Compared to Sect. 3.2.1, where we focused mainly on our search for the continuum emission, here we explain how we prepared the data cubes for molecular mapping, meaning that we wanted to remove the contribution of stellar spectrum from each spatial pixel, while preserving other spectral features like those produced by molecules in a planet atmosphere. Here, the planet continuum is not needed and it can be removed together with the stellar PSF. As in Hoeijmakers et al. (2018), we used the SkyCalc tool from ESO (Noll et al. 2012; Jones et al. 2013) to verify whether the wavelength solution found by the SINFONI pipeline matches the telluric lines of the synthetic spectrum. We found a mismatch of ~ 60 ± 9.8 km s−1 (~ 2 pix) between the wavelength solution delivered by the pipeline and the sky simulations provided by SkyCalc. We corrected this effect by shifting the wavelength of each frame to the rest frame given by the SkyCalc spectrum.
After the basic reduction explained in Sect. 3.1, the PSF is removed using a spectral differential technique based on Hoeijmakers et al. (2018) and Haffert et al. (2019). Each spatial pixel is divided by its total flux after 12σ clipping to remove remaining hot pixels, and all the resulting spectra are median-combined to generate a reference spectrum, which does not include any planet signal because of the use of the median. The spectrum of each spatial pixel is then divided by this reference spectrum. The residuals are low-pass filtered using a Savitky–Golay filter (Savitzky & Golay 1964) of order 3 with a window of 31 channels (~ 7.6 nm) to remove spectral features that are as broad or broader than the filter size, leaving only high-frequency features. The filtered spectrum is then multiplied again by the reference spectrum. Modeling λ-dependencies over the PSF shape, this process delivers a continuum spectrum of the stellar PSF at each spatial pixel that does not include spectral features coming from the planet and the star. The final residuals are given by the subtraction of the initial spectrum from the local reference filtered spectrum. The spatial pixels of each individual cube are then used for building a reference library through PCA to remove correlated noise within the cube itself. This step is performed cube by cube and each time the first 20 components were removed.

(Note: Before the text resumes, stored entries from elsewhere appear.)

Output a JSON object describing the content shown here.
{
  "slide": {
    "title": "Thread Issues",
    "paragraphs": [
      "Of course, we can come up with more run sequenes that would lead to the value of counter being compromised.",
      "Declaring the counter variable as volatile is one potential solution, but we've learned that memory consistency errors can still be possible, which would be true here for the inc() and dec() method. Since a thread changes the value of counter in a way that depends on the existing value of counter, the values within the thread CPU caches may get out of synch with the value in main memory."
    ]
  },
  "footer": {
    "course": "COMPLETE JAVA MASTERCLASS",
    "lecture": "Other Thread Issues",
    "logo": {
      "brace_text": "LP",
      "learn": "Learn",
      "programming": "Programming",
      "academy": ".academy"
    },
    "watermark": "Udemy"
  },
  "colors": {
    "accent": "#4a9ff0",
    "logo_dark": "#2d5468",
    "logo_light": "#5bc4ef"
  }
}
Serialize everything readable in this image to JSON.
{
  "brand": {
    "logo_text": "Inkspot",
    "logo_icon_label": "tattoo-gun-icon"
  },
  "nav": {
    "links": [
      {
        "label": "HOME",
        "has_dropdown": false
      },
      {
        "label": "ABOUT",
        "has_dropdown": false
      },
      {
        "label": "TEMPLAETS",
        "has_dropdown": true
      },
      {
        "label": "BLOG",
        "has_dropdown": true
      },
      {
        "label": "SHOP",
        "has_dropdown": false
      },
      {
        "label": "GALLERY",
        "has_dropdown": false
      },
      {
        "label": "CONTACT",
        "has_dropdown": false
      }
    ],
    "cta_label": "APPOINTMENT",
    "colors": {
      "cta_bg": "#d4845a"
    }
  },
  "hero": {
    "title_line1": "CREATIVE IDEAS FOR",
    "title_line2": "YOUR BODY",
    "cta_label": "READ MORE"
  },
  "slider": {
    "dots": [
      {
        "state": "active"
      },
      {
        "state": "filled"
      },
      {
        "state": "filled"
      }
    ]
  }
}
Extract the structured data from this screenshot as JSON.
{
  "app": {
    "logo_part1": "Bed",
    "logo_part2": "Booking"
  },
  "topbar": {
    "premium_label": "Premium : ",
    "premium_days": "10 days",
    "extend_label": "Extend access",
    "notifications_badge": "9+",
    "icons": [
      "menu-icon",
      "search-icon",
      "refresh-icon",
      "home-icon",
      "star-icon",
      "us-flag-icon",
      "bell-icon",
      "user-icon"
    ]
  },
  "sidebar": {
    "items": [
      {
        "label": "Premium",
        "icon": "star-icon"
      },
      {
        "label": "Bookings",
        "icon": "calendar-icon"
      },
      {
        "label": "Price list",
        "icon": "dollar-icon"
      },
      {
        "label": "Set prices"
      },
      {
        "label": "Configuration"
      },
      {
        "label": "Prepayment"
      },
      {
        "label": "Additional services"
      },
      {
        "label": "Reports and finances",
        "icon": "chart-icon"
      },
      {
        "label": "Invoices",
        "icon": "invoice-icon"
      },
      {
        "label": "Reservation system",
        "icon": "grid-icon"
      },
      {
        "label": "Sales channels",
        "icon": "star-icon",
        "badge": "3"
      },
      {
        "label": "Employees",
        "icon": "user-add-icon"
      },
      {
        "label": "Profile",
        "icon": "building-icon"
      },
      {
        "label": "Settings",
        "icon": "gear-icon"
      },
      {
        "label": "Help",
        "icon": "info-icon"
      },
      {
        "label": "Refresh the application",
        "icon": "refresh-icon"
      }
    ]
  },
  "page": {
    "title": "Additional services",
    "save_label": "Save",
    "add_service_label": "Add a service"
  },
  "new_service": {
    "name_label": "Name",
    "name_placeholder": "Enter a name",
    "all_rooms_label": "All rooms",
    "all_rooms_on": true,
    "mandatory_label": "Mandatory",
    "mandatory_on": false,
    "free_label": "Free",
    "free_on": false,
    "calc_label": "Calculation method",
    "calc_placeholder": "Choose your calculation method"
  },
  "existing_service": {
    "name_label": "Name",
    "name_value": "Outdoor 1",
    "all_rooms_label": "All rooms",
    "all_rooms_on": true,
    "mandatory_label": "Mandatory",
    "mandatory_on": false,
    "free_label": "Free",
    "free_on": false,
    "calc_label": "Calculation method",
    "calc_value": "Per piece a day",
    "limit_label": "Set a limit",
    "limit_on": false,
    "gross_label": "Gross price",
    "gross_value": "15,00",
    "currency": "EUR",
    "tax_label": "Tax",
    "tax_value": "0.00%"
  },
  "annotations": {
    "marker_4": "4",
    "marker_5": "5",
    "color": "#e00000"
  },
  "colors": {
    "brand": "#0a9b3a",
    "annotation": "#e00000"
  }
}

At this point, correlated (instrumental) noise between cubes still dominates the central part of the images and high-frequency residuals that remained in the data could make the detection of molecular signatures from planets still difficult. In particular, telluric residuals could mimic the detection of molecular lines (especially H2O) at any location in the image, and H2O and CO emission lines from the inner unresolved circumstellar disk could be detected with cross-correlation (see Sect. 4.2). Those features could have counterbalanced absorption features from the planet atmospheres of the same molecules, impeding their identification. We found that applying PCA a second time is the best method for removing these last noise sources. This time we used the entire dataset (32 cubes) to build the reference library, and we removed two principal components.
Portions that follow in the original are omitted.